De la Syrie au Maroc : les nouvelles routes du captagon

Le territoire syrien est devenu la principale zone de production de captagon, un substance illicite de la famille des amphétamines. Les réseaux affiliés au régime Assad se chargent ensuite de l’acheminer vers la Péninsule arabique où l’Arabie saoudite constitue son premier marché mondial. Mais l’Afrique semble également dans le viseur des trafiquants.

La saisie par la police marocaine, le 4 novembre dernier, de plus de deux millions de pilules de captagon, a braqué les projecteurs sur cette drogue de synthèse dont la consommation entraîne, selon le professeur Jean-Pol Tassin, de l’INSERM, une « résistance à la fatigue, une vigilance accrue et une perte de jugement ». Elle serait d’ailleurs consommée en grande quantité par les islamistes de Daesh. D’où son appellation de « drogue des djihadistes ».

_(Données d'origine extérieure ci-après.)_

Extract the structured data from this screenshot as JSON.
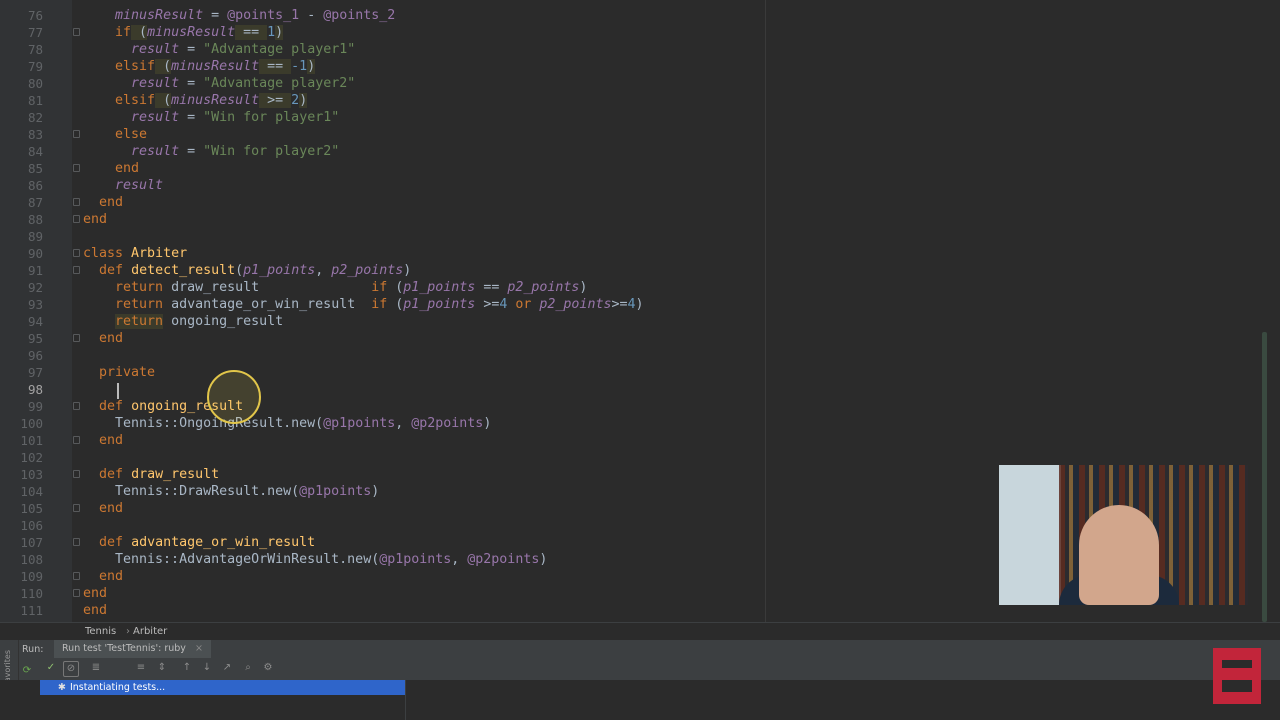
{
  "editor": {
    "lines": [
      {
        "n": "76",
        "tokens": [
          {
            "t": "    "
          },
          {
            "t": "minusResult",
            "c": "lv"
          },
          {
            "t": " = "
          },
          {
            "t": "@points_1",
            "c": "iv"
          },
          {
            "t": " - "
          },
          {
            "t": "@points_2",
            "c": "iv"
          }
        ]
      },
      {
        "n": "77",
        "tokens": [
          {
            "t": "    "
          },
          {
            "t": "if",
            "c": "kw"
          },
          {
            "t": " (",
            "c": "hl2"
          },
          {
            "t": "minusResult",
            "c": "lv"
          },
          {
            "t": " == ",
            "c": "hl2"
          },
          {
            "t": "1",
            "c": "num"
          },
          {
            "t": ")",
            "c": "hl2"
          }
        ]
      },
      {
        "n": "78",
        "tokens": [
          {
            "t": "      "
          },
          {
            "t": "result",
            "c": "lv"
          },
          {
            "t": " = "
          },
          {
            "t": "\"Advantage player1\"",
            "c": "st"
          }
        ]
      },
      {
        "n": "79",
        "tokens": [
          {
            "t": "    "
          },
          {
            "t": "elsif",
            "c": "kw"
          },
          {
            "t": " (",
            "c": "hl2"
          },
          {
            "t": "minusResult",
            "c": "lv"
          },
          {
            "t": " == ",
            "c": "hl2"
          },
          {
            "t": "-1",
            "c": "num"
          },
          {
            "t": ")",
            "c": "hl2"
          }
        ]
      },
      {
        "n": "80",
        "tokens": [
          {
            "t": "      "
          },
          {
            "t": "result",
            "c": "lv"
          },
          {
            "t": " = "
          },
          {
            "t": "\"Advantage player2\"",
            "c": "st"
          }
        ]
      },
      {
        "n": "81",
        "tokens": [
          {
            "t": "    "
          },
          {
            "t": "elsif",
            "c": "kw"
          },
          {
            "t": " (",
            "c": "hl2"
          },
          {
            "t": "minusResult",
            "c": "lv"
          },
          {
            "t": " >= ",
            "c": "hl2"
          },
          {
            "t": "2",
            "c": "num"
          },
          {
            "t": ")",
            "c": "hl2"
          }
        ]
      },
      {
        "n": "82",
        "tokens": [
          {
            "t": "      "
          },
          {
            "t": "result",
            "c": "lv"
          },
          {
            "t": " = "
          },
          {
            "t": "\"Win for player1\"",
            "c": "st"
          }
        ]
      },
      {
        "n": "83",
        "tokens": [
          {
            "t": "    "
          },
          {
            "t": "else",
            "c": "kw"
          }
        ]
      },
      {
        "n": "84",
        "tokens": [
          {
            "t": "      "
          },
          {
            "t": "result",
            "c": "lv"
          },
          {
            "t": " = "
          },
          {
            "t": "\"Win for player2\"",
            "c": "st"
          }
        ]
      },
      {
        "n": "85",
        "tokens": [
          {
            "t": "    "
          },
          {
            "t": "end",
            "c": "kw"
          }
        ]
      },
      {
        "n": "86",
        "tokens": [
          {
            "t": "    "
          },
          {
            "t": "result",
            "c": "lv"
          }
        ]
      },
      {
        "n": "87",
        "tokens": [
          {
            "t": "  "
          },
          {
            "t": "end",
            "c": "kw"
          }
        ]
      },
      {
        "n": "88",
        "tokens": [
          {
            "t": "end",
            "c": "kw"
          }
        ]
      },
      {
        "n": "89",
        "tokens": []
      },
      {
        "n": "90",
        "tokens": [
          {
            "t": "class",
            "c": "kw"
          },
          {
            "t": " "
          },
          {
            "t": "Arbiter",
            "c": "cl"
          }
        ]
      },
      {
        "n": "91",
        "tokens": [
          {
            "t": "  "
          },
          {
            "t": "def",
            "c": "kw"
          },
          {
            "t": " "
          },
          {
            "t": "detect_result",
            "c": "fn"
          },
          {
            "t": "("
          },
          {
            "t": "p1_points",
            "c": "lv"
          },
          {
            "t": ", "
          },
          {
            "t": "p2_points",
            "c": "lv"
          },
          {
            "t": ")"
          }
        ]
      },
      {
        "n": "92",
        "tokens": [
          {
            "t": "    "
          },
          {
            "t": "return",
            "c": "kw"
          },
          {
            "t": " draw_result              "
          },
          {
            "t": "if",
            "c": "kw"
          },
          {
            "t": " ("
          },
          {
            "t": "p1_points",
            "c": "lv"
          },
          {
            "t": " == "
          },
          {
            "t": "p2_points",
            "c": "lv"
          },
          {
            "t": ")"
          }
        ]
      },
      {
        "n": "93",
        "tokens": [
          {
            "t": "    "
          },
          {
            "t": "return",
            "c": "kw"
          },
          {
            "t": " advantage_or_win_result  "
          },
          {
            "t": "if",
            "c": "kw"
          },
          {
            "t": " ("
          },
          {
            "t": "p1_points",
            "c": "lv"
          },
          {
            "t": " >="
          },
          {
            "t": "4",
            "c": "num"
          },
          {
            "t": " "
          },
          {
            "t": "or",
            "c": "kw"
          },
          {
            "t": " "
          },
          {
            "t": "p2_points",
            "c": "lv"
          },
          {
            "t": ">="
          },
          {
            "t": "4",
            "c": "num"
          },
          {
            "t": ")"
          }
        ]
      },
      {
        "n": "94",
        "tokens": [
          {
            "t": "    "
          },
          {
            "t": "return",
            "c": "kw hl2"
          },
          {
            "t": " ongoing_result"
          }
        ]
      },
      {
        "n": "95",
        "tokens": [
          {
            "t": "  "
          },
          {
            "t": "end",
            "c": "kw"
          }
        ]
      },
      {
        "n": "96",
        "tokens": []
      },
      {
        "n": "97",
        "tokens": [
          {
            "t": "  "
          },
          {
            "t": "private",
            "c": "pr"
          }
        ]
      },
      {
        "n": "98",
        "tokens": []
      },
      {
        "n": "99",
        "tokens": [
          {
            "t": "  "
          },
          {
            "t": "def",
            "c": "kw"
          },
          {
            "t": " "
          },
          {
            "t": "ongoing_result",
            "c": "fn"
          }
        ]
      },
      {
        "n": "100",
        "tokens": [
          {
            "t": "    Tennis::OngoingResult.new("
          },
          {
            "t": "@p1points",
            "c": "iv"
          },
          {
            "t": ", "
          },
          {
            "t": "@p2points",
            "c": "iv"
          },
          {
            "t": ")"
          }
        ]
      },
      {
        "n": "101",
        "tokens": [
          {
            "t": "  "
          },
          {
            "t": "end",
            "c": "kw"
          }
        ]
      },
      {
        "n": "102",
        "tokens": []
      },
      {
        "n": "103",
        "tokens": [
          {
            "t": "  "
          },
          {
            "t": "def",
            "c": "kw"
          },
          {
            "t": " "
          },
          {
            "t": "draw_result",
            "c": "fn"
          }
        ]
      },
      {
        "n": "104",
        "tokens": [
          {
            "t": "    Tennis::DrawResult.new("
          },
          {
            "t": "@p1points",
            "c": "iv"
          },
          {
            "t": ")"
          }
        ]
      },
      {
        "n": "105",
        "tokens": [
          {
            "t": "  "
          },
          {
            "t": "end",
            "c": "kw"
          }
        ]
      },
      {
        "n": "106",
        "tokens": []
      },
      {
        "n": "107",
        "tokens": [
          {
            "t": "  "
          },
          {
            "t": "def",
            "c": "kw"
          },
          {
            "t": " "
          },
          {
            "t": "advantage_or_win_result",
            "c": "fn"
          }
        ]
      },
      {
        "n": "108",
        "tokens": [
          {
            "t": "    Tennis::AdvantageOrWinResult.new("
          },
          {
            "t": "@p1points",
            "c": "iv"
          },
          {
            "t": ", "
          },
          {
            "t": "@p2points",
            "c": "iv"
          },
          {
            "t": ")"
          }
        ]
      },
      {
        "n": "109",
        "tokens": [
          {
            "t": "  "
          },
          {
            "t": "end",
            "c": "kw"
          }
        ]
      },
      {
        "n": "110",
        "tokens": [
          {
            "t": "end",
            "c": "kw"
          }
        ]
      },
      {
        "n": "111",
        "tokens": [
          {
            "t": "end",
            "c": "kw"
          }
        ]
      }
    ],
    "current_line": "98"
  },
  "breadcrumb": {
    "items": [
      "Tennis",
      "Arbiter"
    ]
  },
  "run": {
    "label": "Run:",
    "tab_label": "Run test 'TestTennis': ruby",
    "status_text": "Instantiating tests...",
    "side_label": "2: Favorites"
  },
  "colors": {
    "accent": "#2f65ca",
    "logo": "#c2253a"
  }
}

Des saisies régulières au Moyen-Orient

Classée comme psychotrope par l’OMS en 1986, cette substance illicite de la famille des amphétamines, dérivée d’un médicament censé traiter la narcolepsie ou les troubles du déficit de l’attention, était jusqu’à présent presque exclusivement consommée au Moyen-Orient. Les douanes de l’Arabie saoudite, son plus grand marché, ont mis la main sur 190 millions de comprimés l’an dernier sur les 460 millions saisis dans le monde en 2021.

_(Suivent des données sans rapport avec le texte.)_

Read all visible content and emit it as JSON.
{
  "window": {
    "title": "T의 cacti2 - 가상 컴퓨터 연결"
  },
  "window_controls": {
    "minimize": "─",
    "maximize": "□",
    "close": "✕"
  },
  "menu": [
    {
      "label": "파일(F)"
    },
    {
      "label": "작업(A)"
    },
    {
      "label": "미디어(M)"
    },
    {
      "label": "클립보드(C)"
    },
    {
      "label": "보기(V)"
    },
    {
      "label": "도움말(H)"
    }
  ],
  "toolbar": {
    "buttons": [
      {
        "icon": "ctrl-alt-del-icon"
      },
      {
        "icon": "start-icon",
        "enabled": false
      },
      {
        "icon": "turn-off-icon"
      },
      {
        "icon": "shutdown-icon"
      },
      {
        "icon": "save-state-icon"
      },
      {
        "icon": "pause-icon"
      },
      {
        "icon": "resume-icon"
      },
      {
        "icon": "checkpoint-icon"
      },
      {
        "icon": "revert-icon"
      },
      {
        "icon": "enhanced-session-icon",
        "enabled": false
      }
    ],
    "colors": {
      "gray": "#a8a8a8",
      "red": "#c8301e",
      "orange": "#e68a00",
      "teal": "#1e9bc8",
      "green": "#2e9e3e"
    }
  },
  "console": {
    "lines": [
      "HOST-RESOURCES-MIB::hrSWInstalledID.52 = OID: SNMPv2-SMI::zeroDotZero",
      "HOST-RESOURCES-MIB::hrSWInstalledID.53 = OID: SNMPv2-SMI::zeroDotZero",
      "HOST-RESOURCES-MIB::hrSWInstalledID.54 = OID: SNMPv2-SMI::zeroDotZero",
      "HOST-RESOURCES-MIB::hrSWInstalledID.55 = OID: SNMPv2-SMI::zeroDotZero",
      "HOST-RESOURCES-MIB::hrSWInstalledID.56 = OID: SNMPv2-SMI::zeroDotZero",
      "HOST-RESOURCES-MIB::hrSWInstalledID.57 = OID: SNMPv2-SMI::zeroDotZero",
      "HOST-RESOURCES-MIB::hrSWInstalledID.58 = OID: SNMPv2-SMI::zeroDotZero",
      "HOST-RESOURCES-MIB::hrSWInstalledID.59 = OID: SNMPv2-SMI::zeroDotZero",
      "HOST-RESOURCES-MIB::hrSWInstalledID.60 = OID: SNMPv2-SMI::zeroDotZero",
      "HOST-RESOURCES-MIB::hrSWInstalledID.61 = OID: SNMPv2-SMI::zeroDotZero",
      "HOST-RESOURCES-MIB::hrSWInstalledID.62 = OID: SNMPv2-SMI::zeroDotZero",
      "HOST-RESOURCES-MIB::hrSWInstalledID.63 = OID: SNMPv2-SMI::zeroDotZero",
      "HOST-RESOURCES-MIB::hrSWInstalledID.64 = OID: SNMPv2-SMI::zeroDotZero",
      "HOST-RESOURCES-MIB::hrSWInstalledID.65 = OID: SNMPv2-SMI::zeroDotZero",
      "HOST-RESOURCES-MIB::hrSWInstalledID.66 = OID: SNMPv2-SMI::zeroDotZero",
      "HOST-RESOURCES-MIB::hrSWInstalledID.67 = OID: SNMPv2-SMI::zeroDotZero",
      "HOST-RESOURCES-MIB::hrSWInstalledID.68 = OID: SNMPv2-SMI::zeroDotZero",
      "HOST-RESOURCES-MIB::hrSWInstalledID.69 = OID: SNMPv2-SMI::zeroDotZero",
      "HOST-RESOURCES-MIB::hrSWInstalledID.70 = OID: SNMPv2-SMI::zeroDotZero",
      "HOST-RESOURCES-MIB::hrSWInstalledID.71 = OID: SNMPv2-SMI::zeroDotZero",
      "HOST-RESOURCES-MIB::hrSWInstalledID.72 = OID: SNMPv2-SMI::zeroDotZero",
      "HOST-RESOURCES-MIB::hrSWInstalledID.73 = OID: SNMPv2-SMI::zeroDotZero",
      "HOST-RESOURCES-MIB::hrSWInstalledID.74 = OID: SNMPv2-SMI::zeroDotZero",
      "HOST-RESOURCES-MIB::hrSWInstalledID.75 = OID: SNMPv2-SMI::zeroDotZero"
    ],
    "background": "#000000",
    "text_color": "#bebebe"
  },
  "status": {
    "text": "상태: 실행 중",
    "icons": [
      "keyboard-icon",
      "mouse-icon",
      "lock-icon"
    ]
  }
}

Et de nouvelles saisies sont régulièrement annoncées. Ainsi, le 22 juillet, près de 15 millions de pilules dissimulées dans « une machine destinée à fabriquer des blocs de béton » ont été découvertes par les autorités du royaume où la prise de captagon est moins taboue que celle de la cocaïne ou la consommation d’alcool. En 2021, le marché mondial du captagon était estimé à environ 5,3 milliards d’euros, selon un rapport du New Lines Institute publié en avril.

Le marché africain : un objectif pour les trafiquants ?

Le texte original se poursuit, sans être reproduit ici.